My latest nasty habit is constantly looking movies up on Wikipedia. If I see a film on TV or buy a new DVD it not long before I’m looking it up on Wiki. It gotten so bad I’ve even started looking up films I want to watch now. I’ve wanted to watch Maximum Overdrive again for a while now. I saw it years ago and lately I’ve been wanting to watch it again. So for no good reason apart from that I looked it up on Wikipedia and was reading about the movie when I came to the trivia section and around fact number ten it reads-

While shooting the scene where the steamroller rampages across the baseball diamond, Stephen King requested that the SFX department place a bag of fake blood near the dummy of a young player who would be run over by it. The desired effect would be that a smear of blood would appear on the steamroller and be re-smeared on the grass over and over, like a printing press. While filming the scene, however, the bag of blood exploded too soon and sprayed everywhere, making it appear as if the boy's head had also exploded. King was thrilled with the results, but censors demanded the shot be cut. According to the TNT MonsterVision broadcast of the movie, when King showed the uncut footage to zombie film director George A. Romero, Romero was nauseated to the point of actually vomiting.”

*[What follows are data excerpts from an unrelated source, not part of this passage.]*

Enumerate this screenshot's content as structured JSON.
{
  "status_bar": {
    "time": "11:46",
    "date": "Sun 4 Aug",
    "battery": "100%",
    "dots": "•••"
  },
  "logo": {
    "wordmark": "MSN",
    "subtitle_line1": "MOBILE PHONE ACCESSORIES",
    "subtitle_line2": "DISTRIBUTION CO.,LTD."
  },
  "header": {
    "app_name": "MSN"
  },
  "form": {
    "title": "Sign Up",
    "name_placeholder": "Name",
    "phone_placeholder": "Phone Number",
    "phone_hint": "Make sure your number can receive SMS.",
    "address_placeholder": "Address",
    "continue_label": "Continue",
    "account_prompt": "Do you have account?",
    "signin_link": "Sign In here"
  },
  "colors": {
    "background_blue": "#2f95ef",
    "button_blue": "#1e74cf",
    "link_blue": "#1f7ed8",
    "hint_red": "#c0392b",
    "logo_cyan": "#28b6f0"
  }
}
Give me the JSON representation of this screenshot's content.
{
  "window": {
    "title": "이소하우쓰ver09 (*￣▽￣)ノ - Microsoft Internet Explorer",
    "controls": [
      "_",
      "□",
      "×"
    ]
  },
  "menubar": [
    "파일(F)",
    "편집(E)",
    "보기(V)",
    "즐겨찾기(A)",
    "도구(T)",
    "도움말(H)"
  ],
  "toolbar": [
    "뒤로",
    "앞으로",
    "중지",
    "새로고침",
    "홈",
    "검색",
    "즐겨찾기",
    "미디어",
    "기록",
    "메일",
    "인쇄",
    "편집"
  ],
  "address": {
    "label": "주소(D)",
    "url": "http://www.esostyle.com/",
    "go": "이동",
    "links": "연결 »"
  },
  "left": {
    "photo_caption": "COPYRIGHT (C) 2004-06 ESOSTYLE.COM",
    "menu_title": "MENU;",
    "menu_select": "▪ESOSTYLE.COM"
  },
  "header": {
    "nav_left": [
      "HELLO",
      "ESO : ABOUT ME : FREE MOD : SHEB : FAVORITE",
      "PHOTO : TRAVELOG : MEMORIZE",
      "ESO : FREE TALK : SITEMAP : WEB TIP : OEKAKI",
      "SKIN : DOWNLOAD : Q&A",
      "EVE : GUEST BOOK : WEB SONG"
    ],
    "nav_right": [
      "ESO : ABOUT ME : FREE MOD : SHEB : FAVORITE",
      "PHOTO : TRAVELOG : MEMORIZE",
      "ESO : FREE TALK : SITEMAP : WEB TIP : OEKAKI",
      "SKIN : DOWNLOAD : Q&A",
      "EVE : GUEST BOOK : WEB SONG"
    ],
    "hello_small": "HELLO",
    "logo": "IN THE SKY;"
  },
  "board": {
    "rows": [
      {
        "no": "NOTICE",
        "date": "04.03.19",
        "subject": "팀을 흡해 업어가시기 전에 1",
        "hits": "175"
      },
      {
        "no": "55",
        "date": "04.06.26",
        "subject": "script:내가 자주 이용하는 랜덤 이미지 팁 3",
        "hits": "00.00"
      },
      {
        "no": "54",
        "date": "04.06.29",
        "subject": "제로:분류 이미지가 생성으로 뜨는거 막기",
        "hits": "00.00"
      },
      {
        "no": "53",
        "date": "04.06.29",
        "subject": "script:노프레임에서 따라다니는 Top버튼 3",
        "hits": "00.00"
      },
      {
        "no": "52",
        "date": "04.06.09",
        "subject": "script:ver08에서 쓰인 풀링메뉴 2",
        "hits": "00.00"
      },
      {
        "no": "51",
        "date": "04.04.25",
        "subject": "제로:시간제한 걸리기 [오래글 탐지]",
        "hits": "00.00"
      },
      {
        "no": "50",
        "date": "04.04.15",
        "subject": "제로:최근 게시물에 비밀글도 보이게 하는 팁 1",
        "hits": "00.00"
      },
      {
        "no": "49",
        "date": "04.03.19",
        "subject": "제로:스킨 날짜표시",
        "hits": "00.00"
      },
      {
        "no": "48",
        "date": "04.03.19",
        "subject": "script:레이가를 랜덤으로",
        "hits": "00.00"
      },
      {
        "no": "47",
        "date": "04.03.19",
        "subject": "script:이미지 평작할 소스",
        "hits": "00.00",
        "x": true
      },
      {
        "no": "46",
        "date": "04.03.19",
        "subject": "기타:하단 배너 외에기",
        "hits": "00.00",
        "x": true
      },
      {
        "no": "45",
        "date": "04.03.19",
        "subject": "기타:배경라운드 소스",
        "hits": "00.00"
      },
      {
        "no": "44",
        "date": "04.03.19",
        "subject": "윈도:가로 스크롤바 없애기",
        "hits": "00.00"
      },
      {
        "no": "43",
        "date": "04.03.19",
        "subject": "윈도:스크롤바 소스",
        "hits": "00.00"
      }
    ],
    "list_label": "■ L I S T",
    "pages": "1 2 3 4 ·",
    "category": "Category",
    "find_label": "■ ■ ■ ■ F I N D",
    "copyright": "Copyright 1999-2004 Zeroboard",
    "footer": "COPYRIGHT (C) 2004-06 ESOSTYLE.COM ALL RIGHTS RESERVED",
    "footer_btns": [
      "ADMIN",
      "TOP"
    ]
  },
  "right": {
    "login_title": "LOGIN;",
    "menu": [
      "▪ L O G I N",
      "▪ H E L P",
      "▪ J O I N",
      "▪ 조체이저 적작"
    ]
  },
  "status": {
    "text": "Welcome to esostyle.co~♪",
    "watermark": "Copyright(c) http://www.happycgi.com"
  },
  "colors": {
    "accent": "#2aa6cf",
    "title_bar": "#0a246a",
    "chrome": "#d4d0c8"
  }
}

George Romero throwing up at a movie gore effect? I find that hard to believe. The guy who made all those Zombie movies where Zombies eat flesh and people get pulled apart like soggy tissues. In fact he always seem to get off on the gore in his films. I would of thought if anyone on the planet would have the stomach for it, it would be him… But then again it is on the Internet so… I guess it got to be true. Your not allowed to lie on the Internet. There’s probably laws against it or something.

Been listening to 8Bit FM a lot these past couple of days. I used to really be into Internet radio when I first got on the net but don’t really listen to it that much now. One problem is good web radio stations tend to appear then disappear very quickly.